Is that gap too big to close? Most likely, but until it’s mathematically impossible to catch them, Liverpool must give every game the same intensity and energy they gave to the league leaders. It’s not that Chelsea won’t drop points — maybe even 10 of them — but with Liverpool and their Achilles’ heel everyone knows they will drop points too.
That’s what makes the visit to Hull so important. Fans are almost resigned to the Reds letting them down, expecting it even. A good win in East Yorkshire would briefly halt the negativity oozing into Anfield.

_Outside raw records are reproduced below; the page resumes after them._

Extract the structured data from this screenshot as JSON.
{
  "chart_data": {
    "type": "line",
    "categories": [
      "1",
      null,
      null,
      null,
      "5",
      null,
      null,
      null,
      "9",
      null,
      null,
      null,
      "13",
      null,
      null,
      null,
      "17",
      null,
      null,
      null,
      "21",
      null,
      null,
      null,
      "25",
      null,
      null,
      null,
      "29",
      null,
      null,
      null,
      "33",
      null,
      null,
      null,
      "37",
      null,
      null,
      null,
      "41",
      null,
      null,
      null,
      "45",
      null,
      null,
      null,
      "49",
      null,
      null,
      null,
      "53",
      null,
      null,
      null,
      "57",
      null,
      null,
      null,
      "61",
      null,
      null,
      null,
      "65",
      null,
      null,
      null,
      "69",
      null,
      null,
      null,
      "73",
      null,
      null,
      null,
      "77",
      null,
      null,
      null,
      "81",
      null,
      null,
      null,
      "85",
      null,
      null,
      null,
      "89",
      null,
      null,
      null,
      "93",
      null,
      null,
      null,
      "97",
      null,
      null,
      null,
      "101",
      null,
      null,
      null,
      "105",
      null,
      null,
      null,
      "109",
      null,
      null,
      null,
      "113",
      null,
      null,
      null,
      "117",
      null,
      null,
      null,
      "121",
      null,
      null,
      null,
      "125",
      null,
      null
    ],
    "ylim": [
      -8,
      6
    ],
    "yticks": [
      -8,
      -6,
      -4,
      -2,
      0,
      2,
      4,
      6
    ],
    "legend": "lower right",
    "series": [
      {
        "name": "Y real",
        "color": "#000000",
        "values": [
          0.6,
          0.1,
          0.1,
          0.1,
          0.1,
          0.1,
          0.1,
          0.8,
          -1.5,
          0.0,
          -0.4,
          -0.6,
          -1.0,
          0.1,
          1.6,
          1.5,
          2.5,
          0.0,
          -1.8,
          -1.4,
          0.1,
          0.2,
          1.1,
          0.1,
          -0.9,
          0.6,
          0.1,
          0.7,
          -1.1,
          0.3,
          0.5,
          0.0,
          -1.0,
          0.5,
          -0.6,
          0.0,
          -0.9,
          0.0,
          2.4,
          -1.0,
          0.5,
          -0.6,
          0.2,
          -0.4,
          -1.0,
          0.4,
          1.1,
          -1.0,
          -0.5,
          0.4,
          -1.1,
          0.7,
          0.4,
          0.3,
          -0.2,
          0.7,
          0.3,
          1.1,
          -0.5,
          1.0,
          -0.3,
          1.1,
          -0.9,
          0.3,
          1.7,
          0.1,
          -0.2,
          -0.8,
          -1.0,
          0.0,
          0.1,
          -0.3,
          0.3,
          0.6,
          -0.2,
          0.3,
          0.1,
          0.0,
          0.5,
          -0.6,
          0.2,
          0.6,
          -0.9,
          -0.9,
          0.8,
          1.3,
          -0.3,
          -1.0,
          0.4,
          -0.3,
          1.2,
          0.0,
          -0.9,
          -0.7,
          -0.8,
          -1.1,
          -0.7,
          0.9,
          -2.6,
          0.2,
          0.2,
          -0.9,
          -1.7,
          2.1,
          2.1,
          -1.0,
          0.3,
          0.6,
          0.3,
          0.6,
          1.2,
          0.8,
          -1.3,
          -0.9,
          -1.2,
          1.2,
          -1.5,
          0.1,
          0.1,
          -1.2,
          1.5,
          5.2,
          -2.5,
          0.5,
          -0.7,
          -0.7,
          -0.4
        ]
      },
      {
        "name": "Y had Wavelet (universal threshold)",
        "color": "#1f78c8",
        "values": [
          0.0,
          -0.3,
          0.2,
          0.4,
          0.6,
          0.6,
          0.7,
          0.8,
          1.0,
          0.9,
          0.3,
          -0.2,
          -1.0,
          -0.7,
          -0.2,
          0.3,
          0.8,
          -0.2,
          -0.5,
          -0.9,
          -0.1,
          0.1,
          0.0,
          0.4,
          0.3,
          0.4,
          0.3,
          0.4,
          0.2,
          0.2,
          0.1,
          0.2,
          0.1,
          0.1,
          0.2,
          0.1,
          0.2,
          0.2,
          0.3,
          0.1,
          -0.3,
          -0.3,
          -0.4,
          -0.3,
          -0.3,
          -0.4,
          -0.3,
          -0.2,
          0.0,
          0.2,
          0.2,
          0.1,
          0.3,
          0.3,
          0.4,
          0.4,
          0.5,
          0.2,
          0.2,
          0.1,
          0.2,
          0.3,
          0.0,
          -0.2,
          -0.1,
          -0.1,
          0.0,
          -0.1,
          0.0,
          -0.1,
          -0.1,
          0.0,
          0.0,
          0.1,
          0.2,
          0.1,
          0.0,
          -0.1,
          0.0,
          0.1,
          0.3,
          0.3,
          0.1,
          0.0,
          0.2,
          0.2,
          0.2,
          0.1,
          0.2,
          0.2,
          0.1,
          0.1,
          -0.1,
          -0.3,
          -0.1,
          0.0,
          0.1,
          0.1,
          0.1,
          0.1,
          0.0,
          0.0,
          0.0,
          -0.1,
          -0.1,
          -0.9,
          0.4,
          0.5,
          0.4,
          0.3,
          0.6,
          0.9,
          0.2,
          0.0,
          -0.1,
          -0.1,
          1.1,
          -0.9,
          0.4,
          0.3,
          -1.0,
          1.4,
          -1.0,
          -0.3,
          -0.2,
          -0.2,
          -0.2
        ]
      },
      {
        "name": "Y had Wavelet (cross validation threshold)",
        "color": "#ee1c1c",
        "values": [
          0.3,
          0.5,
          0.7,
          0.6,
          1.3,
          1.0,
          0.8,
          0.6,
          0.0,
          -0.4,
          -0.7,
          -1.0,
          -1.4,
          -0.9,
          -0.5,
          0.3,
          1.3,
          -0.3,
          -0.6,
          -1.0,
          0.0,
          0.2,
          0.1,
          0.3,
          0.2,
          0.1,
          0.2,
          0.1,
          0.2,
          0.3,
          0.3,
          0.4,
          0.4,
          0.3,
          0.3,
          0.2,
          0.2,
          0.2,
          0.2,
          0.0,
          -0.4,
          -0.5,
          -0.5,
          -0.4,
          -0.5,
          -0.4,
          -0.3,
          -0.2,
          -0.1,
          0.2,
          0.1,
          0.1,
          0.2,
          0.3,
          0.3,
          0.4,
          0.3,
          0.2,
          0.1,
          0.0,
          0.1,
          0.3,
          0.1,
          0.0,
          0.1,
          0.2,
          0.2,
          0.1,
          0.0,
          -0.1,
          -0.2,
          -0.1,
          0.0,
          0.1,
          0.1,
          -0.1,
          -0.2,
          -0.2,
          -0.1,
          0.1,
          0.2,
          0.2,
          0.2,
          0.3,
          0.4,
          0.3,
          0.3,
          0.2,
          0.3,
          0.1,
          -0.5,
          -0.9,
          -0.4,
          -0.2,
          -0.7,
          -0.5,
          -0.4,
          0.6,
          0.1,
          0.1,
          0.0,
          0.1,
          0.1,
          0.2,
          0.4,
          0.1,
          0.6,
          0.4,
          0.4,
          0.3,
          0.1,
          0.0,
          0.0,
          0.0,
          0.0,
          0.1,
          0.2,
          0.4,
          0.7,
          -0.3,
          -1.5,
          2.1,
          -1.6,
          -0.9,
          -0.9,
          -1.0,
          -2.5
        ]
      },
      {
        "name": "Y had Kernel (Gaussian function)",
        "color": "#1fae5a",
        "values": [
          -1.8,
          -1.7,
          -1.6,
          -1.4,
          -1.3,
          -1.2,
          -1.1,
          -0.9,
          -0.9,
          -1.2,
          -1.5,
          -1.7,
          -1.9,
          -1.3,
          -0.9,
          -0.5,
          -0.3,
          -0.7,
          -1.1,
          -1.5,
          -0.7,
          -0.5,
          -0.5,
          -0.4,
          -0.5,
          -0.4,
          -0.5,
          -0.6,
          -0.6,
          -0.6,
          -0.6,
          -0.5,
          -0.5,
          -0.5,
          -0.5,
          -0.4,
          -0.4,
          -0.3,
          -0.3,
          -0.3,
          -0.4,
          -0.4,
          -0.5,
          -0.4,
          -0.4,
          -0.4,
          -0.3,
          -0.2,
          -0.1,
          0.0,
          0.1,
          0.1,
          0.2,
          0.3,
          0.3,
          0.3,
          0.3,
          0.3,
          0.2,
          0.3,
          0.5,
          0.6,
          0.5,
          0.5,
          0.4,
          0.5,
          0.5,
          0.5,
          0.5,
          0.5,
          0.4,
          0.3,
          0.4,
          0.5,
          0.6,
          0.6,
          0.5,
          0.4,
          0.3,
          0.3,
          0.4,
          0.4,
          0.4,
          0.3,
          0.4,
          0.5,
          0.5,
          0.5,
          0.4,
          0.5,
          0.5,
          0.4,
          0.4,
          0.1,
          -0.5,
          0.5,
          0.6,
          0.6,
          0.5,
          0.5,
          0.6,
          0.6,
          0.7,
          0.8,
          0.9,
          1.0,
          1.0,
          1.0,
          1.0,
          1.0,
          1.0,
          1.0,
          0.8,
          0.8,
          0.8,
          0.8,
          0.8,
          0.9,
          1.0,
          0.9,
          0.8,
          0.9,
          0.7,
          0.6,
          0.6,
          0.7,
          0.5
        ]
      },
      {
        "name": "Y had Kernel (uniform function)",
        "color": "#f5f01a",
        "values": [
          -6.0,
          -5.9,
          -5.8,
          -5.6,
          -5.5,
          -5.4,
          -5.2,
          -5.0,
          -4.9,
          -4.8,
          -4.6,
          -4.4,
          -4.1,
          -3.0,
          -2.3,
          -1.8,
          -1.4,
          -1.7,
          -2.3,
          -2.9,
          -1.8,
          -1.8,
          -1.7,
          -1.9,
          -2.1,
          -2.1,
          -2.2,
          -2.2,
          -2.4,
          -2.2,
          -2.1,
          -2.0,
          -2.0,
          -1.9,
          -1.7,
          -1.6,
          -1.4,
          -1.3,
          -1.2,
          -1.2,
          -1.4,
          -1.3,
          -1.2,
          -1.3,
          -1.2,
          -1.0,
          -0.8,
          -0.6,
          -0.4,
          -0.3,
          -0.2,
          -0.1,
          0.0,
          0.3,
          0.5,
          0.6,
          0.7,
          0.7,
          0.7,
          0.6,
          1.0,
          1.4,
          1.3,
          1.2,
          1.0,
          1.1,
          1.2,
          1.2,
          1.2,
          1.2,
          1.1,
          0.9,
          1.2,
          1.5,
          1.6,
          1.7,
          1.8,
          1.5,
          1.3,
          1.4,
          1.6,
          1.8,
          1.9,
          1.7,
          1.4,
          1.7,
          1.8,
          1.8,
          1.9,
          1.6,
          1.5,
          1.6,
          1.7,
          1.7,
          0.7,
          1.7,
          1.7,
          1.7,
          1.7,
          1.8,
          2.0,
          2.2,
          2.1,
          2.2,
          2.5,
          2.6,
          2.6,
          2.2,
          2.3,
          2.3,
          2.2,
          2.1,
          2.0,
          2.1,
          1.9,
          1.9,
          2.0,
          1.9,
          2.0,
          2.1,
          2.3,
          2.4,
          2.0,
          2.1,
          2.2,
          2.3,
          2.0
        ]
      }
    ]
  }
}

There is no European or even domestic cup football to distract them now. Cynics claimed that’s why Liverpool did so well in the first half of the season and why they’ve floundered in January. Even good results from now on won’t halt those insinuations. Better that than the Reds still struggling despite having a significant advantage over their closest rivals.
The ability to beat the teams in the bottom 10 often decides who does well or not. In the aforementioned Rafael Benitez title challenge in 2008-09, he went close to catching Sir Alex Ferguson’s Manchester United. United collected an awe-inspiring 58 points from the 60 available to them against the bottom 10. That’s why they came first.
It’s only when Klopp overcomes this obstacle that anyone can begin to take Liverpool seriously as title challengers.
Beating Hull on Saturday would be the perfect start.